Oliver Pilloni: Das ist kein regionales Phänomen, sondern betrifft ganz Österreich. Wir sind ein Land der Jammerer und Meister im Schlechtreden. Ich habe gelernt, weder himmelhochjauchzend noch zu Tode betrübt zu sein. Wir haben in der EBEL noch nie so viele Punkte wie heuer geholt. Und trotzdem wollen mir manche weismachen, wie schlecht der KAC ist.
Insgesamt sind Sie fast zehn Jahre aus zwei Amtsperioden (2007 bis 2012 und seit 2014) als General Manager bei einem so wankelmütigen Klub. Wo Trainer entlassen und Sportdirektoren abgesägt werden. Sind Sie unantastbar?

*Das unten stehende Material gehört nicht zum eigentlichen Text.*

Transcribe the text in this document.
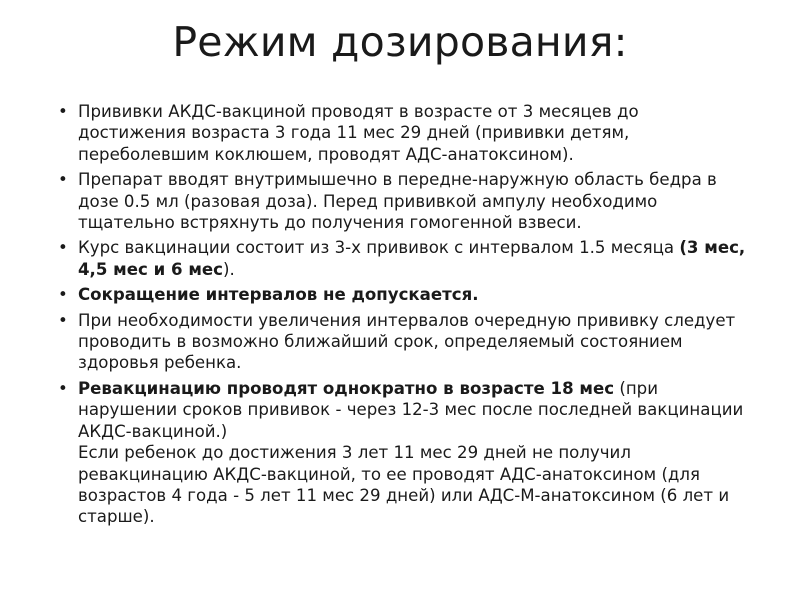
Режим дозирования:
• Прививки АКДС-вакциной проводят в возрасте от 3 месяцев до достижения возраста 3 года 11 мес 29 дней (прививки детям, переболевшим коклюшем, проводят АДС-анатоксином).
• Препарат вводят внутримышечно в передне-наружную область бедра в дозе 0.5 мл (разовая доза). Перед прививкой ампулу необходимо тщательно встряхнуть до получения гомогенной взвеси.
• Курс вакцинации состоит из 3-х прививок с интервалом 1.5 месяца (3 мес, 4,5 мес и 6 мес).
• Сокращение интервалов не допускается.
• При необходимости увеличения интервалов очередную прививку следует проводить в возможно ближайший срок, определяемый состоянием здоровья ребенка.
• Ревакцинацию проводят однократно в возрасте 18 мес (при нарушении сроков прививок - через 12-3 мес после последней вакцинации АКДС-вакциной.)
Если ребенок до достижения 3 лет 11 мес 29 дней не получил ревакцинацию АКДС-вакциной, то ее проводят АДС-анатоксином (для возрастов 4 года - 5 лет 11 мес 29 дней) или АДС-М-анатоксином (6 лет и старше).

Mit den KAC-Vorständen pflege ich ein gutes Verhältnis, halte aber Distanz. Im Endeffekt ist man immer vom Erfolg der ersten Mannschaft abhängig. Mir kommt sicher zugute, viele Leute zu kennen und zu wissen, wie man mit den Redereien auf der Straße umgeht. Ich muss Regeln aufstellen und weiß, dass mich deswegen nicht jeder mag. Wichtig ist ein Konsens. Meine Freundin erzählt mir, dass die Leute mich als A... bezeichnen.
Aus welchem Grund?
Es gibt keine Freunderlwirtschaft, keine Freikarten. Letztendlich will ich nur das Beste für den KAC.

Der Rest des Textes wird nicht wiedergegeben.